EuGH zu Arbeitszeiterfassung Flexibilität adé?
Laut EuGH müssen Unternehmen in der EU die Arbeitszeit ihrer Angestellten komplett erfassen - egal, ob diese im Büro, im Außendienst oder von zu Hause aus arbeiten. Die Reaktionen auf das Urteil fallen unterschiedlich aus.
Nach dem Urteil des Europäischen Gerichtshofs muss jeder Arbeitgeber künftig genau protokollieren, wie lange seine Arbeitnehmer arbeiten, das heißt wann sie mit der Arbeit anfangen und aufhören. Der EuGH sagt: Nur so könne man sicherstellen, dass sich ein Arbeitgeber an die Vorschriften hält, die die Arbeitnehmer schützen sollen. Schon heute ist vorgeschrieben, dass ein Arbeitnehmer pro Woche maximal 48 Stunden arbeiten darf, wobei für Führungskräfte Ausnahmen gelten. Außerdem muss ein Arbeitnehmer zwischen zwei Arbeitstagen mindestens elf Stunden Pause machen können.
Folgen für flexibles Arbeitszeitmanagement
In vielen Betrieben, etwa in der Industrie, in denen die Arbeitszeit schon jetzt erfasst wird, wird sich nicht viel ändern. In Branchen, in denen die Arbeitnehmer mit ihrer Arbeitszeit sehr flexibel umgehen, stehen dagegen große Veränderungen an, meint Stefan Greiner, Professor für Arbeitsrecht an der Universität Bonn: "Es wird eine große Schwierigkeit sein, gerade in kreativen Berufen, in denen bislang mit Homeoffice und Vertrauensarbeitszeit operiert wird, entsprechende Erfassungs- und Kontrollmechanismen einzuführen."
Laut Greiner besteht die Gefahr, dass dadurch wünschenswerte Flexibilität verloren gehe. "Auf der anderen Seite wird natürlich den Gefahren, die gerade mit dieser Entgrenzung von Arbeitszeit und Freizeit verbunden sind, entgegengewirkt."
Kritik von Arbeitgebern, Lob von den Gewerkschaften
Entsprechend unterschiedlich waren auch die Reaktionen auf das Urteil.
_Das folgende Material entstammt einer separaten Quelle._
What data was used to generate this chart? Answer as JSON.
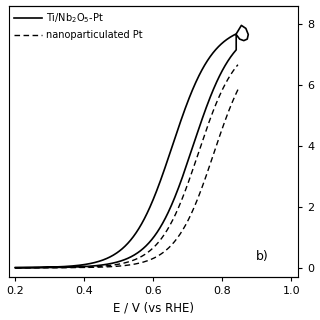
{
  "title": "",
  "xlabel": "E / V (vs RHE)",
  "ylabel": "",
  "xlim": [
    0.18,
    1.02
  ],
  "ylim": [
    -0.3,
    8.5
  ],
  "label_b": "b)",
  "legend_solid": "Ti/Nb$_2$O$_5$-Pt",
  "legend_dashed": "nanoparticulated Pt",
  "xticks": [
    0.2,
    0.4,
    0.6,
    0.8,
    1.0
  ],
  "xtick_labels": [
    "0.2",
    "0.4",
    "0.6",
    "0.8",
    "1.0"
  ],
  "yticks_right": [
    0,
    2,
    4,
    6,
    8
  ],
  "ytick_labels_right": [
    "0",
    "2",
    "4",
    "6",
    "8"
  ],
  "background_color": "#ffffff",
  "line_color": "#000000"
}
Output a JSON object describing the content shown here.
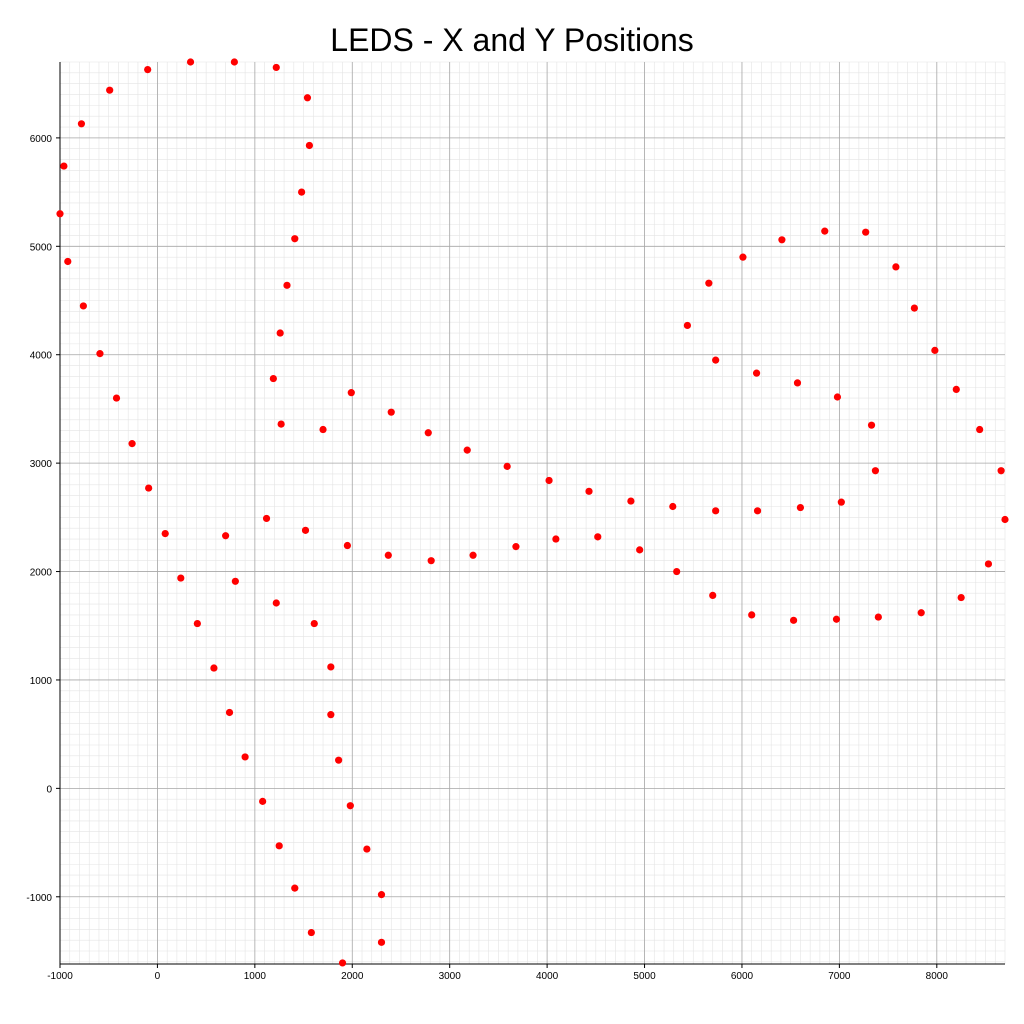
{
  "chart_data": {
    "type": "scatter",
    "title": "LEDS - X and Y Positions",
    "xlabel": "",
    "ylabel": "",
    "xlim": [
      -1000,
      8700
    ],
    "ylim": [
      -1620,
      6700
    ],
    "grid": true,
    "x_ticks": [
      -1000,
      0,
      1000,
      2000,
      3000,
      4000,
      5000,
      6000,
      7000,
      8000
    ],
    "y_ticks": [
      -1000,
      0,
      1000,
      2000,
      3000,
      4000,
      5000,
      6000
    ],
    "x_tick_labels": [
      "-1000",
      "0",
      "1000",
      "2000",
      "3000",
      "4000",
      "5000",
      "6000",
      "7000",
      "8000"
    ],
    "y_tick_labels": [
      "-1000",
      "0",
      "1000",
      "2000",
      "3000",
      "4000",
      "5000",
      "6000"
    ],
    "marker_color": "#ff0000",
    "points": [
      [
        -1000,
        5300
      ],
      [
        -960,
        5740
      ],
      [
        -920,
        4860
      ],
      [
        -780,
        6130
      ],
      [
        -760,
        4450
      ],
      [
        -590,
        4010
      ],
      [
        -490,
        6440
      ],
      [
        -420,
        3600
      ],
      [
        -260,
        3180
      ],
      [
        -100,
        6630
      ],
      [
        -90,
        2770
      ],
      [
        80,
        2350
      ],
      [
        340,
        6700
      ],
      [
        240,
        1940
      ],
      [
        410,
        1520
      ],
      [
        580,
        1110
      ],
      [
        700,
        2330
      ],
      [
        740,
        700
      ],
      [
        790,
        6700
      ],
      [
        800,
        1910
      ],
      [
        900,
        290
      ],
      [
        1080,
        -120
      ],
      [
        1120,
        2490
      ],
      [
        1190,
        3780
      ],
      [
        1220,
        6650
      ],
      [
        1220,
        1710
      ],
      [
        1250,
        -530
      ],
      [
        1260,
        4200
      ],
      [
        1270,
        3360
      ],
      [
        1330,
        4640
      ],
      [
        1410,
        -920
      ],
      [
        1410,
        5070
      ],
      [
        1480,
        5500
      ],
      [
        1520,
        2380
      ],
      [
        1540,
        6370
      ],
      [
        1560,
        5930
      ],
      [
        1580,
        -1330
      ],
      [
        1610,
        1520
      ],
      [
        1700,
        3310
      ],
      [
        1780,
        1120
      ],
      [
        1780,
        680
      ],
      [
        1860,
        260
      ],
      [
        1900,
        -1610
      ],
      [
        1950,
        2240
      ],
      [
        1980,
        -160
      ],
      [
        1990,
        3650
      ],
      [
        2150,
        -560
      ],
      [
        2300,
        -980
      ],
      [
        2300,
        -1420
      ],
      [
        2370,
        2150
      ],
      [
        2400,
        3470
      ],
      [
        2780,
        3280
      ],
      [
        2810,
        2100
      ],
      [
        3180,
        3120
      ],
      [
        3240,
        2150
      ],
      [
        3590,
        2970
      ],
      [
        3680,
        2230
      ],
      [
        4020,
        2840
      ],
      [
        4090,
        2300
      ],
      [
        4430,
        2740
      ],
      [
        4520,
        2320
      ],
      [
        4860,
        2650
      ],
      [
        4950,
        2200
      ],
      [
        5290,
        2600
      ],
      [
        5330,
        2000
      ],
      [
        5440,
        4270
      ],
      [
        5660,
        4660
      ],
      [
        5700,
        1780
      ],
      [
        5730,
        3950
      ],
      [
        5730,
        2560
      ],
      [
        6010,
        4900
      ],
      [
        6100,
        1600
      ],
      [
        6150,
        3830
      ],
      [
        6160,
        2560
      ],
      [
        6410,
        5060
      ],
      [
        6530,
        1550
      ],
      [
        6570,
        3740
      ],
      [
        6600,
        2590
      ],
      [
        6850,
        5140
      ],
      [
        6970,
        1560
      ],
      [
        6980,
        3610
      ],
      [
        7020,
        2640
      ],
      [
        7270,
        5130
      ],
      [
        7330,
        3350
      ],
      [
        7370,
        2930
      ],
      [
        7400,
        1580
      ],
      [
        7580,
        4810
      ],
      [
        7770,
        4430
      ],
      [
        7840,
        1620
      ],
      [
        7980,
        4040
      ],
      [
        8200,
        3680
      ],
      [
        8250,
        1760
      ],
      [
        8440,
        3310
      ],
      [
        8530,
        2070
      ],
      [
        8660,
        2930
      ],
      [
        8700,
        2480
      ]
    ]
  }
}
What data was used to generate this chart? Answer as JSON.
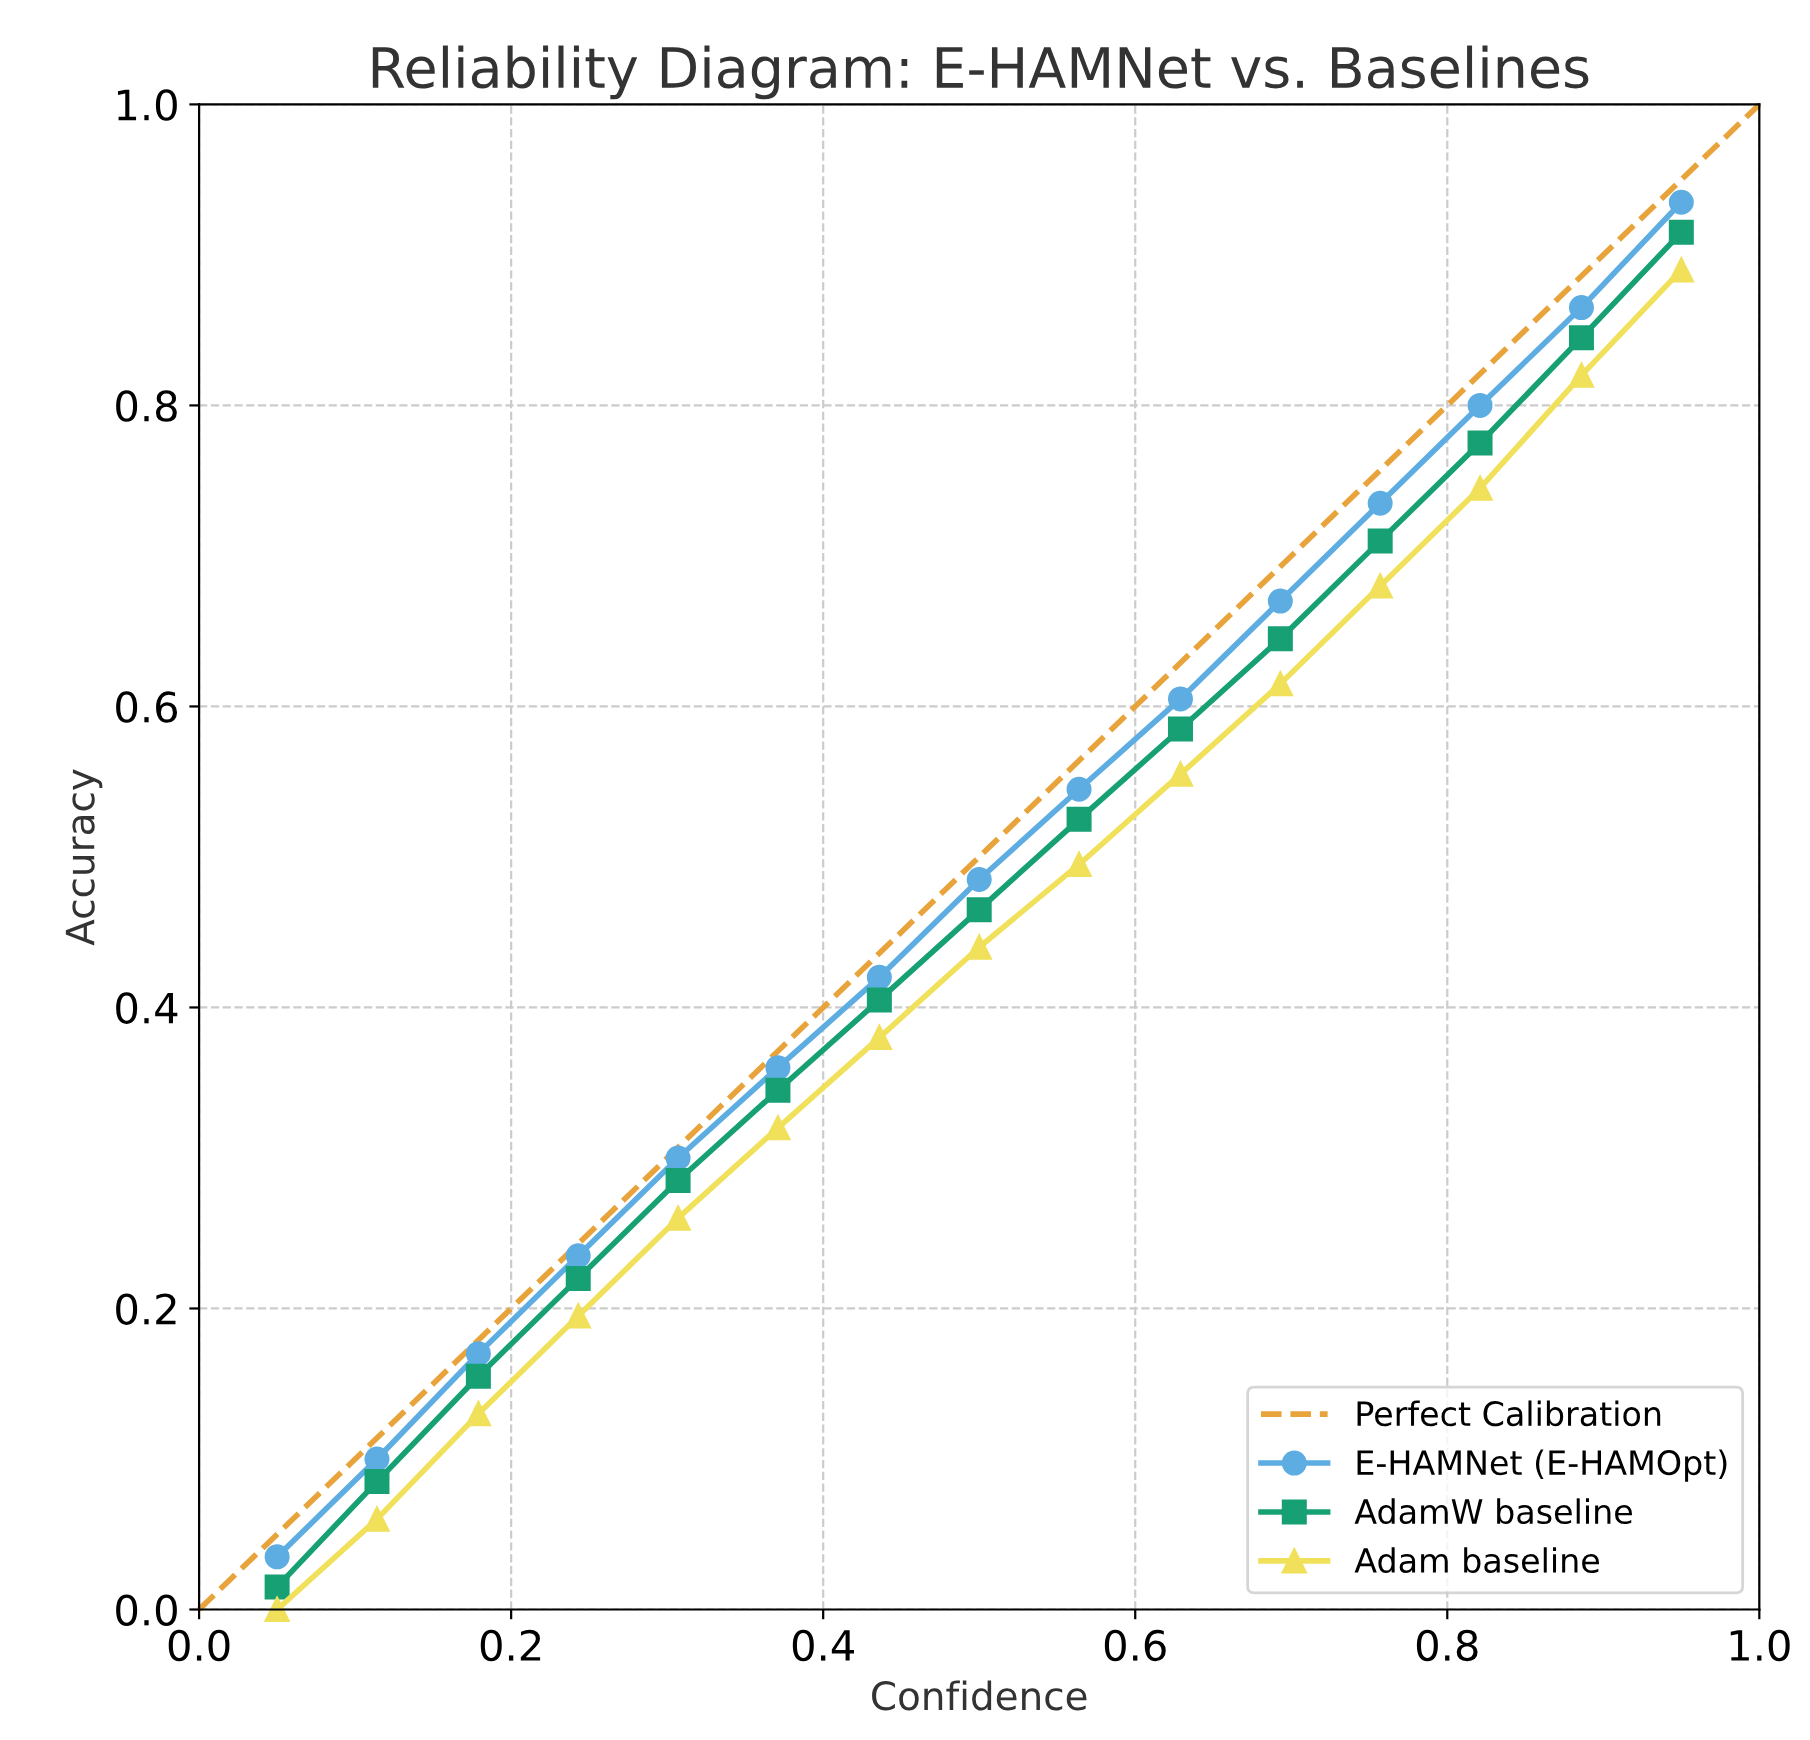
{
  "chart_data": {
    "type": "line",
    "title": "Reliability Diagram: E-HAMNet vs. Baselines",
    "xlabel": "Confidence",
    "ylabel": "Accuracy",
    "x": [
      0.05,
      0.114,
      0.179,
      0.243,
      0.307,
      0.371,
      0.436,
      0.5,
      0.564,
      0.629,
      0.693,
      0.757,
      0.821,
      0.886,
      0.95
    ],
    "series": [
      {
        "name": "Perfect Calibration",
        "color": "#e8a33a",
        "x": [
          0,
          1
        ],
        "values": [
          0,
          1
        ],
        "line_style": "dashed",
        "marker": "none"
      },
      {
        "name": "E-HAMNet (E-HAMOpt)",
        "color": "#5dade2",
        "marker": "circle",
        "values": [
          0.035,
          0.1,
          0.17,
          0.235,
          0.3,
          0.36,
          0.42,
          0.485,
          0.545,
          0.605,
          0.67,
          0.735,
          0.8,
          0.865,
          0.935
        ]
      },
      {
        "name": "AdamW baseline",
        "color": "#16a074",
        "marker": "square",
        "values": [
          0.015,
          0.085,
          0.155,
          0.22,
          0.285,
          0.345,
          0.405,
          0.465,
          0.525,
          0.585,
          0.645,
          0.71,
          0.775,
          0.845,
          0.915
        ]
      },
      {
        "name": "Adam baseline",
        "color": "#f0e05a",
        "marker": "triangle",
        "values": [
          0.0,
          0.06,
          0.13,
          0.195,
          0.26,
          0.32,
          0.38,
          0.44,
          0.495,
          0.555,
          0.615,
          0.68,
          0.745,
          0.82,
          0.89
        ]
      }
    ],
    "xlim": [
      0,
      1
    ],
    "ylim": [
      0,
      1
    ],
    "xticks": [
      {
        "value": 0,
        "label": "0.0"
      },
      0.2,
      0.4,
      0.6,
      0.8,
      {
        "value": 1,
        "label": "1.0"
      }
    ],
    "yticks": [
      {
        "value": 0,
        "label": "0.0"
      },
      0.2,
      0.4,
      0.6,
      0.8,
      {
        "value": 1,
        "label": "1.0"
      }
    ],
    "grid": true,
    "legend": "bottom right",
    "line_style": "solid"
  }
}
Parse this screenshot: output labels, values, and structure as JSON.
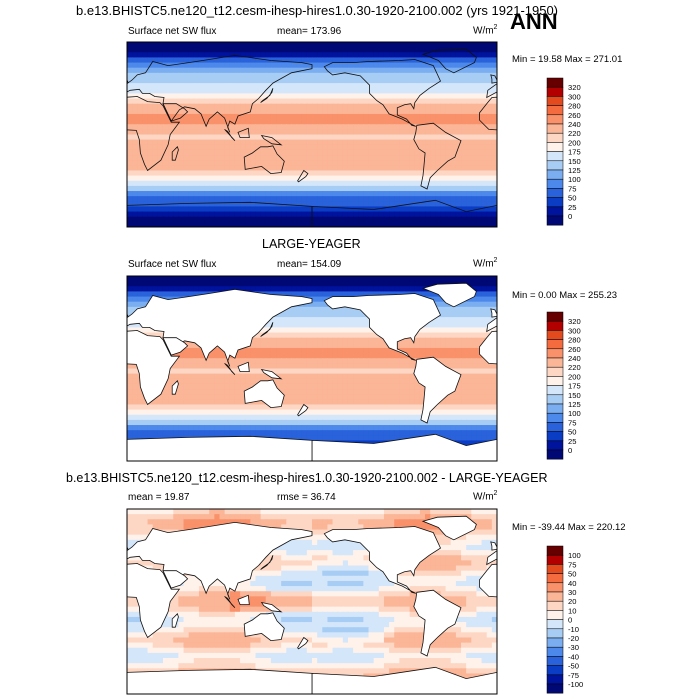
{
  "header": {
    "title": "b.e13.BHISTC5.ne120_t12.cesm-ihesp-hires1.0.30-1920-2100.002 (yrs 1921-1950)",
    "season": "ANN"
  },
  "chart_data": [
    {
      "type": "heatmap",
      "name": "model",
      "left_label": "Surface net SW flux",
      "center_label": "mean= 173.96",
      "units": "W/m",
      "units_sup": "2",
      "mean": 173.96,
      "min": 19.58,
      "max": 271.01,
      "minmax_text": "Min =  19.58 Max = 271.01",
      "colorbar_ticks": [
        "320",
        "300",
        "280",
        "260",
        "240",
        "220",
        "200",
        "175",
        "150",
        "125",
        "100",
        "75",
        "50",
        "25",
        "0"
      ],
      "colors": [
        "#660000",
        "#b20000",
        "#e34b1f",
        "#f36b3e",
        "#f9916a",
        "#fbb597",
        "#fdd7c4",
        "#fff2eb",
        "#d4e6fa",
        "#a8cdf5",
        "#7aaef0",
        "#4d88eb",
        "#2962db",
        "#0a3cc4",
        "#00139c",
        "#000875"
      ]
    },
    {
      "type": "heatmap",
      "name": "obs",
      "top_title": "LARGE-YEAGER",
      "left_label": "Surface net SW flux",
      "center_label": "mean= 154.09",
      "units": "W/m",
      "units_sup": "2",
      "mean": 154.09,
      "min": 0.0,
      "max": 255.23,
      "minmax_text": "Min =   0.00 Max = 255.23",
      "colorbar_ticks": [
        "320",
        "300",
        "280",
        "260",
        "240",
        "220",
        "200",
        "175",
        "150",
        "125",
        "100",
        "75",
        "50",
        "25",
        "0"
      ],
      "colors": [
        "#660000",
        "#b20000",
        "#e34b1f",
        "#f36b3e",
        "#f9916a",
        "#fbb597",
        "#fdd7c4",
        "#fff2eb",
        "#d4e6fa",
        "#a8cdf5",
        "#7aaef0",
        "#4d88eb",
        "#2962db",
        "#0a3cc4",
        "#00139c",
        "#000875"
      ]
    },
    {
      "type": "heatmap",
      "name": "diff",
      "top_title": "b.e13.BHISTC5.ne120_t12.cesm-ihesp-hires1.0.30-1920-2100.002 - LARGE-YEAGER",
      "left_label": "mean =  19.87",
      "center_label": "rmse =  36.74",
      "units": "W/m",
      "units_sup": "2",
      "mean": 19.87,
      "rmse": 36.74,
      "min": -39.44,
      "max": 220.12,
      "minmax_text": "Min = -39.44 Max = 220.12",
      "colorbar_ticks": [
        "100",
        "75",
        "50",
        "40",
        "30",
        "20",
        "10",
        "0",
        "-10",
        "-20",
        "-30",
        "-40",
        "-50",
        "-75",
        "-100"
      ],
      "colors": [
        "#660000",
        "#b20000",
        "#e34b1f",
        "#f36b3e",
        "#f9916a",
        "#fbb597",
        "#fdd7c4",
        "#fff2eb",
        "#d4e6fa",
        "#a8cdf5",
        "#7aaef0",
        "#4d88eb",
        "#2962db",
        "#0a3cc4",
        "#00139c",
        "#000875"
      ]
    }
  ]
}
Die Bundesvereinigung der Arbeitgeberverbände kritisierte, die Entscheidung des EuGH wirke wie aus der Zeit gefallen. Die Arbeitgeber seien "gegen die generelle Wiedereinführung der Stechuhr im 21. Jahrhundert". Der Deutsche Gewerkschaftsbund begrüßte dagegen das Urteil: Das Gericht schiebe der Flatrate-Arbeit einen Riegel vor, und das sei richtig so.
Mit Blick auf die Praxis wirft das Urteil viele Fragen auf, etwa: Was zählt eigentlich zur Arbeitszeit und was nicht? Wie soll das in Zukunft laufen, wenn ein Arbeitnehmer zu Hause noch ein paar dienstliche Telefonate führt oder seine E-Mails prüft? Greiner: "Auch diese Tätigkeiten wie das Checken der E-Mails am Feierabend zählen zur Arbeitszeit und würden damit eine Dokumentationspflicht auslösen." Möglicherweise könnte die Lösung darin liegen, dass die Arbeitgeber strengere Vorgaben machten und solche Tätigkeiten untersagt würden, so der Experte.
Jetzt ist der Gesetzgeber am Zug
Einzelheiten wird nun der deutsche Gesetzgeber klären müssen. Denn alle EU-Mitgliedstaaten sind verpflichtet, das Urteil umzusetzen. Bundesarbeitsminister Hubertus Heil erklärte: "Die Aufzeichnung der Arbeitszeit ist notwendig." Die Bundesregierung werde das Urteil gründlich prüfen. Mit welchen konkreten Vorgaben die deutschen Arbeitgeber nun rechnen müssen, sei noch unklar, so Greiner.
Der Gesetzgeber müsse sich überlegen, für welche Unternehmen er welche Lösungen vorschreibe. "Möglicherweise kann er hier auch unterschiedlich Vorgaben je nach Art des Tätigkeitsbereichs machen. Insoweit ist die Entscheidung relativ offengehalten." Bundearbeitsminister Heil kündigte an, dass er dabei das Gespräch mit den Arbeitgebern und Gewerkschaften suchen werde.